Fri, Mar 12, 2004 - Page 20 News List

A girl survives as a boy in Kabul

In Siddiq Barmak's `Osama' one child finds a way to avoid the hassles and dangers of being a woman under the Taliban

By A. O. Scott  /  NY TIMES NEWS SERVICE

The mere existence of the movie, which received the Camera d'Or special mention for best first feature in Cannes last year and the Golden Globe for best foreign film last month, would be impressive enough. But the movie's power and coherence are such that you forget completely about the hard circumstances of its making, which is nothing short of astonishing.
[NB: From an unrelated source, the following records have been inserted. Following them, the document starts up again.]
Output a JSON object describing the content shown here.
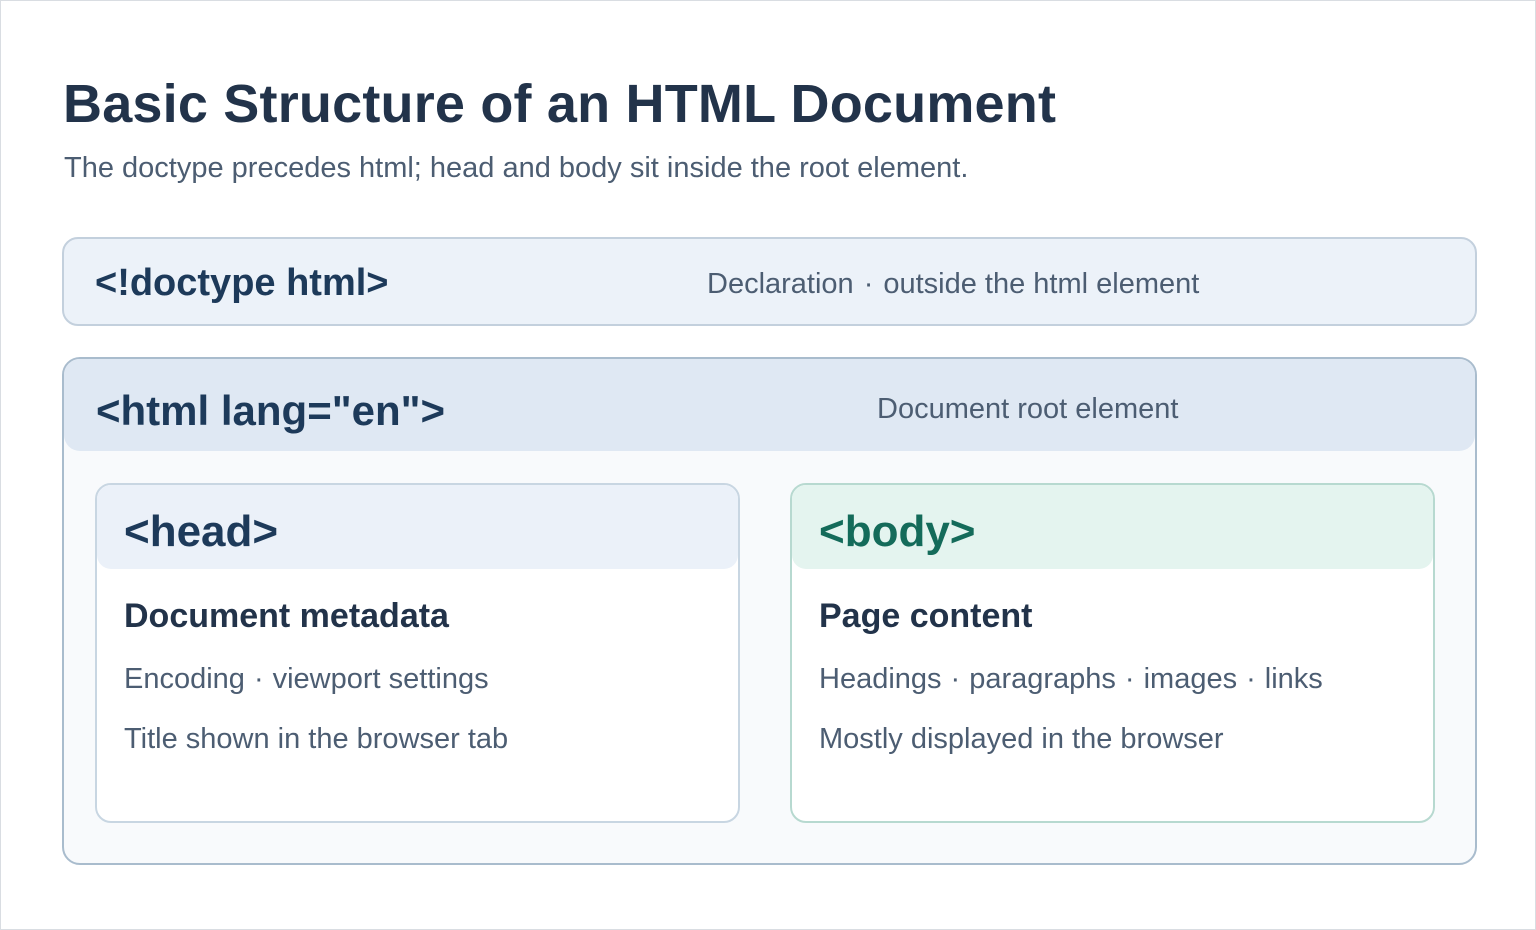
{
  "title": "Basic Structure of an HTML Document",
  "subtitle": "The doctype precedes html; head and body sit inside the root element.",
  "doctype": {
    "tag": "<!doctype html>",
    "note_a": "Declaration",
    "separator": "·",
    "note_b": "outside the html element"
  },
  "root": {
    "tag": "<html lang=\"en\">",
    "note": "Document root element"
  },
  "head": {
    "tag": "<head>",
    "heading": "Document metadata",
    "line1": [
      "Encoding",
      "viewport settings"
    ],
    "line2": "Title shown in the browser tab"
  },
  "body": {
    "tag": "<body>",
    "heading": "Page content",
    "line1": [
      "Headings",
      "paragraphs",
      "images",
      "links"
    ],
    "line2": "Mostly displayed in the browser"
  },
  "colors": {
    "title": "#22334a",
    "code_tag": "#1d3a5a",
    "body_tag": "#146b5a",
    "muted_text": "#4c5d72",
    "doctype_fill": "#ecf2f9",
    "root_header_fill": "#dfe8f3",
    "head_header_fill": "#ebf1f9",
    "body_header_fill": "#e4f4ef"
  }
}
There is not much overt or explicit violence in Osama, which opens today in Taiwan, but an unshakable dread shadows the bright alleyways of Kabul and seeps through the heavy wooden doors of the houses. Like The Pianist, Roman Polanski's tour of Nazi-occupied Warsaw, Osama is a meticulous and beautifully made inquiry into the ways that ideological evil can infect, and ultimately destroy, the intimacies and small pleasures of daily life.

Osama has no special resiliency or survival skills; her face is, at every moment, a study in suppressed panic and worried passivity. Her unvarnished vulnerability, along with the director's combination of tough-mindedness and lyricism, prevents the movie from becoming at all sentimental; instead, it is beautiful, thoughtful and almost unbearably sad.